Caltech physicists offer a crucial new technology in quantum computing.
Bits are easy. The fundamental unit of electronic information since the concept has existed, a bit is simply a state that can be true or false. A bit either is (1) or isn't (0). It's not hard to store such a value electronically. The first computer memory devices did this via accumulations of static charge, as in selectron tubes. Now, we store bits via transistors, the smallest of which approach the scale of single atoms.
The information frontier, however, is quantum. Here, the fundamental unit of information is different. Bits become qubits. Qubits are delicate, for one thing. As weirdo simultaneous combinations of 1s and 0s, rather than simple states of 1 or 0, they have the capability of storing vastly more information. But because they do so in the form of quantum states, the slightest disturbance could mean information destruction. A great deal of effort is currently going into devising schemes for practical, reliable quantum memory.
To that end, researchers based at Caltech led by materials scientist Andrei Faraon have developed a new quantum memory technology that is both efficient and exists at a much smaller and thus more practical scale than most current methods. The technology, which is based on trapping light particles in crystals made from a rare-earth metal called neodymium, may offer a key step forward in the development of long-distance quantum communication and the so-called quantum internet. Their work is described this week in the journal Science.
Qubits can be stored in a lot of different ways via many different properties of particles: electron spin, atomic energy levels, atomic lattices, nuclear spin. Researchers are most interested in photons, at least when it comes to devising practical quantum computing schemes. Photons, which are the fundamental particles of the electromagnetic force (light, electricity), have the advantage of remaining stable over long distances and time periods. The photon property onto which information is encoded, polarization, is also not too difficult to manipulate and reason about.
The problem is using photons in quantum computing systems/networks is scalability. We can do useful things with photons, but we need to be able to do those things at nanoscales. To be sure, there is a lot of ongoing work on this, including many successful quantum chips and photonic integrated circuits.

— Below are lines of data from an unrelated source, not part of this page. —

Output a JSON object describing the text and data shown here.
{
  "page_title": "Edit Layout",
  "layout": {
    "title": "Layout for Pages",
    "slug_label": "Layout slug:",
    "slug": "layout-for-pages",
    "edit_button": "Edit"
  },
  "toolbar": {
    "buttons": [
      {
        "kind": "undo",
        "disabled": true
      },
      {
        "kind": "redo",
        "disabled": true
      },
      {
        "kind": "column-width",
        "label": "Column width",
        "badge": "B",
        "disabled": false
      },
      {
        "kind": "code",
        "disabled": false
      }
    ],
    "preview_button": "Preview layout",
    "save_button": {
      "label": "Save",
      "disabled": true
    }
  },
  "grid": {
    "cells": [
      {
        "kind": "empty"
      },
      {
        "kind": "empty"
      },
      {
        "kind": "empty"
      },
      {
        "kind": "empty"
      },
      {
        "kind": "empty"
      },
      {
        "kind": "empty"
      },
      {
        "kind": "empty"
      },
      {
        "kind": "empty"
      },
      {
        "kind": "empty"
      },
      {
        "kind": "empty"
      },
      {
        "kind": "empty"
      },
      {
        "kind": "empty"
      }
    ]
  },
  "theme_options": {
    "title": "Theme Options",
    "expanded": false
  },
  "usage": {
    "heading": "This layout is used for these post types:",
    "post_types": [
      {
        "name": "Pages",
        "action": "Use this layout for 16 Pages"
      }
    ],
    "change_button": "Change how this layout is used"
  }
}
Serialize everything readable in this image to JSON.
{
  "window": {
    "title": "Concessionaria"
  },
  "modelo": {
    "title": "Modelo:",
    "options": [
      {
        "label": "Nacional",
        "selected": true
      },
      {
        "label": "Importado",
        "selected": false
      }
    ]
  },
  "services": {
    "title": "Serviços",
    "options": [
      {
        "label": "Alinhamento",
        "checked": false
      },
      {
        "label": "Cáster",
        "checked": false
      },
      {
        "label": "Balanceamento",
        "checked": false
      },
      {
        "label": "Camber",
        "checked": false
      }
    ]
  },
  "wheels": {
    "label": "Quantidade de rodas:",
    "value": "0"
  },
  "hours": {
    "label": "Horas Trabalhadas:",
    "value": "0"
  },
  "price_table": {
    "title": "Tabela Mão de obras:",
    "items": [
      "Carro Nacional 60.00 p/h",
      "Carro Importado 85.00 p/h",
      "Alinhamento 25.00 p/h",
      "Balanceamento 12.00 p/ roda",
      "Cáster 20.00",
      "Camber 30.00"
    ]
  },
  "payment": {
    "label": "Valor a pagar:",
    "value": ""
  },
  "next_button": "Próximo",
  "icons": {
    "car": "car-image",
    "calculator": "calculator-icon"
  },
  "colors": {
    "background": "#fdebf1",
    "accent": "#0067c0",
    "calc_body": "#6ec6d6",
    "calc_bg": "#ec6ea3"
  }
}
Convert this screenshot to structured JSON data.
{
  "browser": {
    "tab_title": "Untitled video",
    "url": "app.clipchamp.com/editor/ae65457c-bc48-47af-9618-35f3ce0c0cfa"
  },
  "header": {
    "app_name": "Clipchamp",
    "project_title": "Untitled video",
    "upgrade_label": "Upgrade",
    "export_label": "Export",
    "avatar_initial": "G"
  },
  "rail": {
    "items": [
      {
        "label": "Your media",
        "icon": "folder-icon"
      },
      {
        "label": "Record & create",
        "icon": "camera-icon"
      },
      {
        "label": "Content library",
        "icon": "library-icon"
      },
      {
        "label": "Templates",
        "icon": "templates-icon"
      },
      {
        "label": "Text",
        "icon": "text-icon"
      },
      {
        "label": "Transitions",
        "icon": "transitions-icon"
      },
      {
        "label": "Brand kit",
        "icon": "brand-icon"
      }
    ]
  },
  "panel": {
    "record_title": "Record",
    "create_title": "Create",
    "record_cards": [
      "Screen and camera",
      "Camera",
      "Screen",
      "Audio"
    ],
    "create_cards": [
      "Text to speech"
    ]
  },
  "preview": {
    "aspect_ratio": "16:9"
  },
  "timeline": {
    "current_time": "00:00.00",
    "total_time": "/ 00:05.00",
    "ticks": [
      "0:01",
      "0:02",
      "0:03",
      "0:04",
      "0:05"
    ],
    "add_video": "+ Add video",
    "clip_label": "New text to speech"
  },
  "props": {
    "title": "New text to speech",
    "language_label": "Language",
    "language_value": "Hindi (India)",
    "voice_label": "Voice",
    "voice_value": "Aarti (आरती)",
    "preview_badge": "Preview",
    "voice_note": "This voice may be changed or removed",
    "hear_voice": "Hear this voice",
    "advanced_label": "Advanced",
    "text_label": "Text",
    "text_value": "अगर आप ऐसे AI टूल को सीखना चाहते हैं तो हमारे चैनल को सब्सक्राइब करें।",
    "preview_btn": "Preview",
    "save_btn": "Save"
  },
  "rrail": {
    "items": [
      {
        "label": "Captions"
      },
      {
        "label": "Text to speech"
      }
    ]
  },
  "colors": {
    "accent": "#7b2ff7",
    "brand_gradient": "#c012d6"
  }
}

What Faraon and colleagues are offering here is scale. Existing systems that "faithfully store" quantum information, according to the new paper, mostly function at macroscopic scales. What's needed are micro and nanoscales. That's the real world of information processing.
Crystals are a natural place to stash photons. The (very) basic idea is coupling the natural resonance of a crystal to the frequencies of the light particles to be stored in that crystal. Once the cavity's frequency is synced up to that of the rest of the circuit, things start to look pretty good. Faraon and his group shrink things way down to the point that light and matter are coupling at the scale of single particles, which has the effect of enhancing the interaction. The nanocavity achieved by the group increases both the efficiency of the system and the spin polarization itself. And that's where the qubit is―polarization.
"The nanocavity scheme demonstrated here enables versatile engineering of the quantum light-matter interface, and offers the unique advantage of faster and more efficient memory preparation," Faraon and co. conclude in their paper.
Now that it's possible to manufacture nanocavity devices like this, we can start imagining a bit more realistically practical medium- to large-scale quantum memories. For one thing, this would offer a boost to the quantum repeater schemes required for implementing a quantum internet in which vast amounts of information may be shared globally with the unique security offered by quantum mechanics.